Визит откладывать было нельзя. Информация о полном и безоговорочном летела по стране, протекла сквозь ограждения ГуЛага, как степной пожар, подходила к границам. Боже! Границы! Запереть! Связь отключить! Никого не выпускать! Объяснить какой-нибудь эпидемией, пандемией, чёртом лысым. Но рты-то не заткнёшь! Твою…
Берия прошёл к себе. Переоделся в маршальский мундир. Не подходил он ему. Вернее, Берия к мундиру, в чём он убедился, когда остановился перед зеркалом. Манекены в магазинах были более живыми, чем то, что он увидел. А! Чучело в орденах! В сердцах махнул рукой и подошёл к телефону Вождя. Вообще-то он любил заходить к Сталину без приглашения и без стука, тихо. Стоял в дверях, или приближался, если тот был к нему спиной, тоже тихо. Сталин вздрагивал, оборачивался, зло тыкал в его сторону трубкой, шевелил усами, резко и недовольно выговаривал: «Что ты, как кот, подкрадываешься? Что ты на мои нэрвы дэйствуешь?». Дальше разговор шёл на грузинском, возможно, с матом. Берия с хитреньким приседанием в голосе оправдывался: «Прости, батоно, я не думал, что ты сейчас думал, я бы не зашёл. Я думал, что ты не думал! Я думал, что ты спал. Когда спишь, я тихо ухожу!».
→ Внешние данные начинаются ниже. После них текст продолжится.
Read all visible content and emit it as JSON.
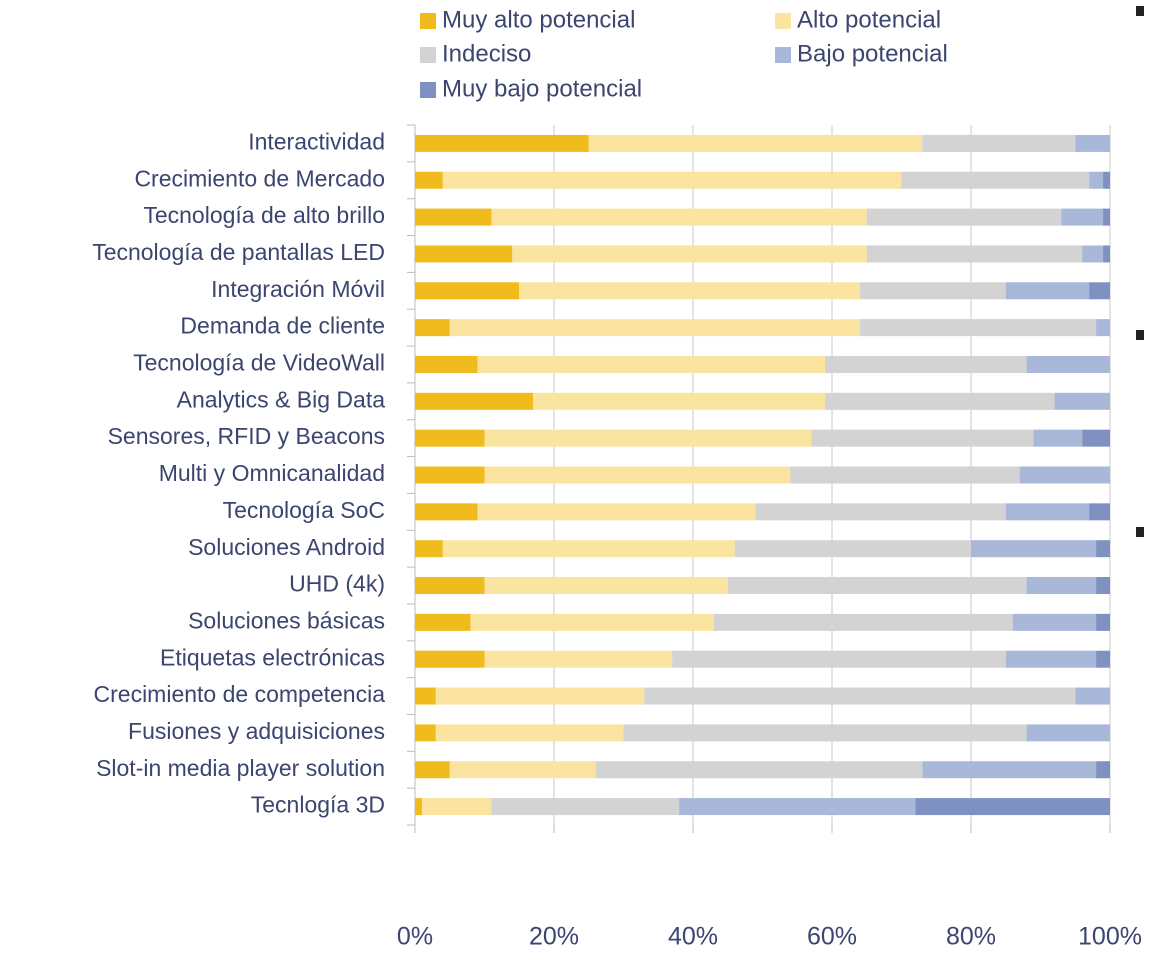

Новая ситуация требовала другого начала. Берия надеялся, что официальный визит, при параде и с телефонным предупреждением, как-то отведёт от него вину за диверсию. А вина, безусловно, была на его совести. Вернее, на его ведомстве, чья плохая работа привела к катастрофе. Но эти страхи его уже почти не заботили. Сейчас он сам станет диверсантом и устроит последнюю катастрофу. Не ради мести за миллионы отправленных на смерть этим человеком. Нет, конечно! Ведь они отправляли их вдвоём. Цель была скромнее – просто ликвидация старого человека с применением некоторого садизма для досрочного принятия наследства в виде трона и государства, пока другие не подсуетились. Потом таких называли – «чёрные риэлторы»: бабусю на помойку, квартирку на продажу! Тем более что кем-то уже сделана вся подготовительная работа. Осталось только описать эту работу вождю достаточно эмоционально – и всё! Бабуся на помойке! Такое чисто грузинское убийство, революция роз.